ESPN.com reported earlier Thursday that the Spurs were planning to sign Ginobili to a one-year deal in the $10 million range, but sources say that a two-year offer from the Philadelphia 76ers worth an estimated $30 million -- though only partially guaranteed in Year 2 -- convinced the Spurs to raise their offer to the Argentinean.
Philadelphia's interest in Ginobili was first reported by The Vertical.
Even though Ginobili, who turns 39 later this month, had already announced last week via Twitter that he's "happy to tell you guys that I'll be coming back to the Spurs for another season," San Antonio took the Philadelphia threat seriously enough to increase its offer Thursday.
Because San Antonio holds Ginobili's full Bird rights, it had the ability to exceed the salary cap to re-sign him at a massive raise from last season's $2.8 million after using all of its available salary-cap space to complete the other signings.
Ginobili was scheduled to earn a mere $2.9 million this season but declined his 2016-17 player option last month to become a free agent. The contract for next season represents a healthy reward for Ginobili's longstanding loyalty to San Antonio, which led him to sacrifice millions over the years in multiple contract negotiations to help maintain financial flexibility for the Spurs.

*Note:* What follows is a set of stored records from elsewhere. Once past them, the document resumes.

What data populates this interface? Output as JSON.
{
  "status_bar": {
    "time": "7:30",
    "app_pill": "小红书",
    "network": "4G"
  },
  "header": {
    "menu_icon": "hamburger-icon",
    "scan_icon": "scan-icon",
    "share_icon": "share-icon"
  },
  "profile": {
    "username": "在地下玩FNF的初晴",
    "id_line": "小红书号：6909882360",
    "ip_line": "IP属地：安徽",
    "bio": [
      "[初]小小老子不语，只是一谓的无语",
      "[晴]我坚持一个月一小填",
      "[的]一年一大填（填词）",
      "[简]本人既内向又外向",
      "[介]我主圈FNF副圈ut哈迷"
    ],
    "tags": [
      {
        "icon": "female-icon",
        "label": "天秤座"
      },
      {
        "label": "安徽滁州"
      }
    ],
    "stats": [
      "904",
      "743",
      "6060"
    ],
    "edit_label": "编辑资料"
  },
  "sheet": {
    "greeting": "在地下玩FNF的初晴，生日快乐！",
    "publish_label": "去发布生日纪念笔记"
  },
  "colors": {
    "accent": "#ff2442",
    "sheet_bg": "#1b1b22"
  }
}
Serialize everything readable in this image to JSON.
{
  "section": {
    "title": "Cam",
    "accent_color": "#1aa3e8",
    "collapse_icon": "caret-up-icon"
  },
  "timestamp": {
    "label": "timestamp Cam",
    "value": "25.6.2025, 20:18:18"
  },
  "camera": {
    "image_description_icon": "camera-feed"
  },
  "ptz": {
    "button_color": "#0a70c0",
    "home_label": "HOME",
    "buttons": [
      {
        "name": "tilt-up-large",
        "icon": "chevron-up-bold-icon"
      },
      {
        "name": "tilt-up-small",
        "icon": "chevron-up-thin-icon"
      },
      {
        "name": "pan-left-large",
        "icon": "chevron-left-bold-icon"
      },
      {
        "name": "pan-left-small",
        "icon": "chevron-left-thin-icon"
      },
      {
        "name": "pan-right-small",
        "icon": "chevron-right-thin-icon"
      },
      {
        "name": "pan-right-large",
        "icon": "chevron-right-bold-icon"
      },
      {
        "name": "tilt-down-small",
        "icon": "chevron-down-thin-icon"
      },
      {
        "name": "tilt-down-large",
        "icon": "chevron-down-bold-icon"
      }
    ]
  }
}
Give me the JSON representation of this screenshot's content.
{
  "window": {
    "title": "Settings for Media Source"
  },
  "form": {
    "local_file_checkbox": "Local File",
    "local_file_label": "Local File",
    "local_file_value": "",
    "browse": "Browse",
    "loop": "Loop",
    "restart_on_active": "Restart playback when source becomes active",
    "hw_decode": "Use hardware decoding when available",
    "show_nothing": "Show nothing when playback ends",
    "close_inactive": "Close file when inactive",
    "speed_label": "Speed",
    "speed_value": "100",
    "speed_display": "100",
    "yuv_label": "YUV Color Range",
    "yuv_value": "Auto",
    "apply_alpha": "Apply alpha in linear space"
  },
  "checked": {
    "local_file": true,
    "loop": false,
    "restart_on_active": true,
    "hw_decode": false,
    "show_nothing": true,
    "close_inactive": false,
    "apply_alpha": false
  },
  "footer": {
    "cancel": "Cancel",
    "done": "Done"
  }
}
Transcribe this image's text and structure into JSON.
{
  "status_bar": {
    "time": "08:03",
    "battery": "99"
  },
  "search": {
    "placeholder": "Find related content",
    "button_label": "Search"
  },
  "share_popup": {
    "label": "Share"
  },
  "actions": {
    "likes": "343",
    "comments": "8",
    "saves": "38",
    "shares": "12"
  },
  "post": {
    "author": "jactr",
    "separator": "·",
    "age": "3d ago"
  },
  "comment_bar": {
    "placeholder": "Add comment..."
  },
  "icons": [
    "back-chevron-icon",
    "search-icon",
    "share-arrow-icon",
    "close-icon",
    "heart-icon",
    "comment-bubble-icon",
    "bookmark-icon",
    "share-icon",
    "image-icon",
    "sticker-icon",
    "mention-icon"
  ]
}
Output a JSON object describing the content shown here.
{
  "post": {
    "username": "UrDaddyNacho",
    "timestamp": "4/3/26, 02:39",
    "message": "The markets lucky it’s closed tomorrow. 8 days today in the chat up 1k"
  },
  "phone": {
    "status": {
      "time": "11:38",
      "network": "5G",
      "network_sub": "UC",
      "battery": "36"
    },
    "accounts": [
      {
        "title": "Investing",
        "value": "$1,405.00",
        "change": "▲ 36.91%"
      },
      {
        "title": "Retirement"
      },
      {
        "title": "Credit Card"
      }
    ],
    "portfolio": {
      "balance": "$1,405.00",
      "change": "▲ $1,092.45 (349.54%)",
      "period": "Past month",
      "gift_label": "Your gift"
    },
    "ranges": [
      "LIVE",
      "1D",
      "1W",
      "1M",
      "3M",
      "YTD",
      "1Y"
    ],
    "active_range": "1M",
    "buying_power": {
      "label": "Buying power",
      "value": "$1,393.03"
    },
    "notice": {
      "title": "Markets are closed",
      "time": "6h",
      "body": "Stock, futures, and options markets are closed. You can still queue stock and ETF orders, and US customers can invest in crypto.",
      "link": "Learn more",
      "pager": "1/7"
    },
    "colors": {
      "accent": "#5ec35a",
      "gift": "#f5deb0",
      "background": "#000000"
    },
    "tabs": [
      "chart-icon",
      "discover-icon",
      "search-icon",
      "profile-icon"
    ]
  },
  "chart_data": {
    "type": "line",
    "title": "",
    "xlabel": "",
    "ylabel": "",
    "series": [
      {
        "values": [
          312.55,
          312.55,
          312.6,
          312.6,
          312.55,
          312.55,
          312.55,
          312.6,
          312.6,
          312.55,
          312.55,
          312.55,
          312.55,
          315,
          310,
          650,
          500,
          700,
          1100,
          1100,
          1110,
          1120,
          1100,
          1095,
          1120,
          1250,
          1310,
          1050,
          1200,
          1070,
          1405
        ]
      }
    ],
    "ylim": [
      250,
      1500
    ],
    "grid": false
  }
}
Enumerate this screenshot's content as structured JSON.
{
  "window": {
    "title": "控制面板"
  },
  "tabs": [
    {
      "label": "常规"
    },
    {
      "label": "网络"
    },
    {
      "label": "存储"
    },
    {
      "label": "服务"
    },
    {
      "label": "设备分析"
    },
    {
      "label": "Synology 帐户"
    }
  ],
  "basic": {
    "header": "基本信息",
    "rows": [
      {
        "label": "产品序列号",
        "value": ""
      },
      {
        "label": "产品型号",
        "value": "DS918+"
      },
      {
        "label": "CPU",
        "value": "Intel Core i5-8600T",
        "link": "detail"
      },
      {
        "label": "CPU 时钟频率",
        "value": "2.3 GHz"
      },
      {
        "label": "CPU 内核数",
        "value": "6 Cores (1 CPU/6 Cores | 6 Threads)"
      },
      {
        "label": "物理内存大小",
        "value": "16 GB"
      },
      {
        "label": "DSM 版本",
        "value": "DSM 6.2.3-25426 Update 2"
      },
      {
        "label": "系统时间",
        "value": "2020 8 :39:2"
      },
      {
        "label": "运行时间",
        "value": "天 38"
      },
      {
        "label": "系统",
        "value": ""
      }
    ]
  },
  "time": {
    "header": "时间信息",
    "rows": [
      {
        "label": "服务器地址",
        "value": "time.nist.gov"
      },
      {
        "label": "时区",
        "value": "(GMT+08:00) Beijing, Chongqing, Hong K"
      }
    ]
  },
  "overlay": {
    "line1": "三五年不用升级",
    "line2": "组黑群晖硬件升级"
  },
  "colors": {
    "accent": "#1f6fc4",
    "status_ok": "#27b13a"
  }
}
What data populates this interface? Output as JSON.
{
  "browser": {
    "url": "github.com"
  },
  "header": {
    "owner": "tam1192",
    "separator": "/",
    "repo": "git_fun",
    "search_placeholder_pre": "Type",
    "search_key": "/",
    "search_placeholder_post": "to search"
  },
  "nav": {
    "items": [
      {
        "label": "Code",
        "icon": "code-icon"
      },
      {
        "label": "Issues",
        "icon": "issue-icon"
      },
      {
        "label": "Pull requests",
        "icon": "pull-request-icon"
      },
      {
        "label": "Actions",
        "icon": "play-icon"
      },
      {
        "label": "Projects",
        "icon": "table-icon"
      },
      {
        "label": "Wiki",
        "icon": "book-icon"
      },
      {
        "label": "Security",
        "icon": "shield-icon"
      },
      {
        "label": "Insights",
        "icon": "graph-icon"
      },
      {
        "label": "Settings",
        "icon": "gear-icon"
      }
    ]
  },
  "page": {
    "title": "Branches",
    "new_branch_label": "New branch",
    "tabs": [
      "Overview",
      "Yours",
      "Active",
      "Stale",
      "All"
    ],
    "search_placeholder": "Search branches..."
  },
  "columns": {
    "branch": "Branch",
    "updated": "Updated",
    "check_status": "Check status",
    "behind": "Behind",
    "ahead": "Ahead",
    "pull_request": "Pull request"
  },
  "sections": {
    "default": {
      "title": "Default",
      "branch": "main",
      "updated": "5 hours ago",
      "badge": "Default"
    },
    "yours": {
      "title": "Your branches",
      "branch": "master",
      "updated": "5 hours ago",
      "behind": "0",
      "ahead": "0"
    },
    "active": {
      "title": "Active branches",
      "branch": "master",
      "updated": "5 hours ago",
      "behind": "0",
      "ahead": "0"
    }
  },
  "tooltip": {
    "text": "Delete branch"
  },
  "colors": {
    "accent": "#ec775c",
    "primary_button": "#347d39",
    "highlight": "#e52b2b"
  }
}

Sources say Philadelphia was moved to make a play for Ginobili given his ties to 76ers coach Brett Brown, who worked as a Spurs assistant before taking the Philadelphia job, as well as the Sixers' desire to add to a growing core of strong veteran influences that now features recent signees Jerryd Bayless and Sergio Rodriguez.
The Spurs, as ESPN.com first reported, were also forced to waive face-of-the-franchise Tim Duncan on Monday in the wake of his retirement. San Antonio can stretch the $5.6 million owed to Duncan next season over the course of the next three years and help fill out its first Duncan-less roster since the 1996-97 season.